In June 2020, I wrote an article titled: Why the Serbian Orthodox Church will not survive democracy, where I said among other things, “The past few years however has seen the [Serbian Orthodox Church] SPC come under increased pressure from within, and unlike in places like China, where Christianity acts as a counterweight to the oppressiveness of Communism, it is the spread of democracy that threatens the future viability of the SPC.
This ‘incompatibility’ has been most recently manifested in December 2019, when the small Balkan state of Montenegro passed a law on religious freedom that registered as state property all religious buildings and sites formerly owned by the independent kingdom of Montenegro before it became part of the Serb-dominated Yugoslavia in 1918.”

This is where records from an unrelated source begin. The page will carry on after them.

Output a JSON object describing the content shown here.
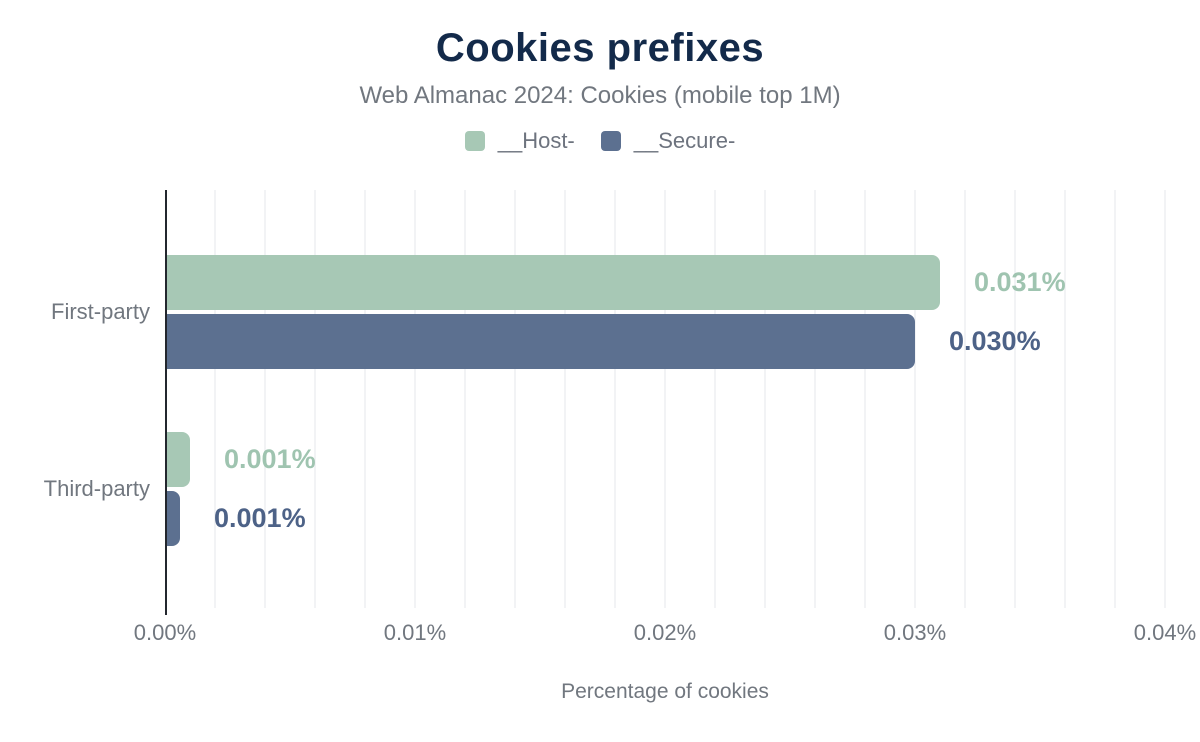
{
  "header": {
    "title": "Cookies prefixes",
    "subtitle": "Web Almanac 2024: Cookies (mobile top 1M)"
  },
  "chart_data": {
    "type": "bar",
    "orientation": "horizontal",
    "title": "Cookies prefixes",
    "subtitle": "Web Almanac 2024: Cookies (mobile top 1M)",
    "categories": [
      "First-party",
      "Third-party"
    ],
    "series": [
      {
        "name": "__Host-",
        "color": "#a7c8b5",
        "label_color": "#9fc4b0",
        "values": [
          0.031,
          0.001
        ],
        "value_labels": [
          "0.031%",
          "0.001%"
        ]
      },
      {
        "name": "__Secure-",
        "color": "#5c7090",
        "label_color": "#4d6287",
        "values": [
          0.03,
          0.0006
        ],
        "value_labels": [
          "0.030%",
          "0.001%"
        ]
      }
    ],
    "xlabel": "Percentage of cookies",
    "xlim": [
      0,
      0.04
    ],
    "xticks": [
      {
        "value": 0.0,
        "label": "0.00%"
      },
      {
        "value": 0.01,
        "label": "0.01%"
      },
      {
        "value": 0.02,
        "label": "0.02%"
      },
      {
        "value": 0.03,
        "label": "0.03%"
      },
      {
        "value": 0.04,
        "label": "0.04%"
      }
    ],
    "grid_step": 0.002,
    "grid": true,
    "legend_position": "top"
  },
  "colors": {
    "title": "#132a4a",
    "muted_text": "#71777f",
    "axis_line": "#23272e",
    "gridline": "#f2f3f5",
    "background": "#ffffff"
  }
}
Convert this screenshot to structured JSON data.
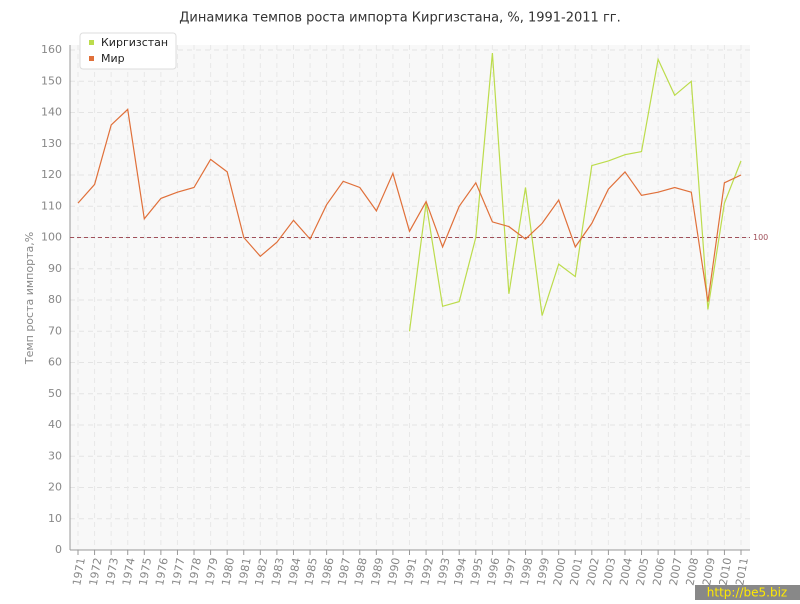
{
  "chart_data": {
    "type": "line",
    "title": "Динамика темпов роста импорта Киргизстана, %, 1991-2011 гг.",
    "y_label": "Темп роста импорта,%",
    "categories": [
      "1971",
      "1972",
      "1973",
      "1974",
      "1975",
      "1976",
      "1977",
      "1978",
      "1979",
      "1980",
      "1981",
      "1982",
      "1983",
      "1984",
      "1985",
      "1986",
      "1987",
      "1988",
      "1989",
      "1990",
      "1991",
      "1992",
      "1993",
      "1994",
      "1995",
      "1996",
      "1997",
      "1998",
      "1999",
      "2000",
      "2001",
      "2002",
      "2003",
      "2004",
      "2005",
      "2006",
      "2007",
      "2008",
      "2009",
      "2010",
      "2011"
    ],
    "series": [
      {
        "name": "Киргизстан",
        "color": "#bcdc4c",
        "values": [
          null,
          null,
          null,
          null,
          null,
          null,
          null,
          null,
          null,
          null,
          null,
          null,
          null,
          null,
          null,
          null,
          null,
          null,
          null,
          null,
          70,
          111,
          78,
          79.5,
          100,
          159,
          82,
          116,
          75,
          91.5,
          87.5,
          123,
          124.5,
          126.5,
          127.5,
          157,
          145.5,
          150,
          77,
          111,
          124.5
        ]
      },
      {
        "name": "Мир",
        "color": "#e0703a",
        "values": [
          111,
          117,
          136,
          141,
          106,
          112.5,
          114.5,
          116,
          125,
          121,
          100,
          94,
          98.5,
          105.5,
          99.5,
          110.5,
          118,
          116,
          108.5,
          120.5,
          102,
          111.5,
          97,
          110,
          117.5,
          105,
          103.5,
          99.5,
          104.5,
          112,
          97,
          104.5,
          115.5,
          121,
          113.5,
          114.5,
          116,
          114.5,
          79.5,
          117.5,
          120
        ]
      }
    ],
    "ylim": [
      0,
      160
    ],
    "yticks": [
      0,
      10,
      20,
      30,
      40,
      50,
      60,
      70,
      80,
      90,
      100,
      110,
      120,
      130,
      140,
      150,
      160
    ],
    "grid": true,
    "legend": "top-left",
    "reference_line": 100,
    "reference_color": "#a0505a",
    "watermark": "http://be5.biz"
  }
}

Fast forward to September 2021, and we have an unfolding crisis in Montenegro. According to a number of Western media reports: Protesters clashed with hundreds of riot police in the old capital of Montenegro on Saturday [September 4], setting up blockades of tires and large rocks ahead of the inauguration of the new head of the Serbian Orthodox Church in the small Balkan nation….hundreds of protesters confronted the police in Cetinje and briefly removed some of the protective metal fences around the monastery where the inauguration of Mitropolitan Joanikije is supposed to take place. Montenegrin state RTCG TV said the protesters broke through a police blockade at the entrance to Cetinje and threw stones at them, shouting “This is Montenegro!” and “This is not Serbia!”
Waving red Montenegrin flags with a double-headed eagle, protesters then set up road barriers with trash containers, car tires and large rocks to prevent church and state dignitaries from coming to the inauguration on Sunday.
Like a dying star spewing out the last vestiges of its light and energy as its collapses in on itself, the SPC is wildly thrashing in all directions in order to forestall the inevitable collapse of its power in the Balkans.
The end result of this struggle will determine the long-term future of not just Serbia and Montenegro, but also Bosnia & Herzegovina, Macedonia and also the Republic of Croatia as well, where the Serbian minority still holds various levels of political power, power that is manifested via the SPC.
Once removed, from the socio-politically fertile soil of dictatorship, the SPC knows that it will wither, like a flower in a desert as was pointed out by Dragan Šljivić and Andrijana Maksimović in their 2018 study, Orthodox Christians and democracy in Serbia.
“… the relationship of Orthodoxy and democracy is often posed as a discussion of two opposing concepts. We can call this ‘the thesis of incompatibility’, which contains the view that the Orthodox Church has formed dominant Orthodox societies, so that it now faces difficulties in democratization and democratic consolidation,” they wrote.
Not only is the SPC losing the battle of globalisation, modernity and the disruptive influence of the Internet, it has all but lost the battle for political relevancy in all of the former Yugoslavia.
That is why these events in Montenegro are so critical.
This anathema between western democratic ideals and Serbian Orthodoxy was pointed out by Radoslav Bigović who wrote in The Orthodox Church in the 21st Century: “Democracy is based on such ideological foundations, which are different and even contrary to Christianity.”
With true Greater Serbian (i.e. imperial) arrogance, Bigović claims: “The Church has a duty to “demystify” democracy, to deny it any form of misappropriation of absolute value and significance, which should be recognized only as conditional and relative.”
Therefore some 800 years after its initial founding, the fear within the ruling clique of the SPC is both visceral and real, as it realises all too well that it will be eventually toppled not by Babylonian paganism, but rather, by the democratic ballot.
And that notion is now being realised in the small Balkan nation of Montenegro, which is suffering a Talibanesque-like assault on its democracy, its institutions, and its national identity.
Quite literally, the SPC is trying a last-bid attempt to set up its very own mini-state in order to be able to project power throughout the entire region.
Whoever wins this final Battle for the Balkans will determine whether the future direction of the entire region for the next century will lean towards the West or towards the East, specifically Moscow.
You can be sure Russian strongman Vladimir Putin is keeping a close watch on this weekend’s events in Montenegro.
Europe and the US should do the same.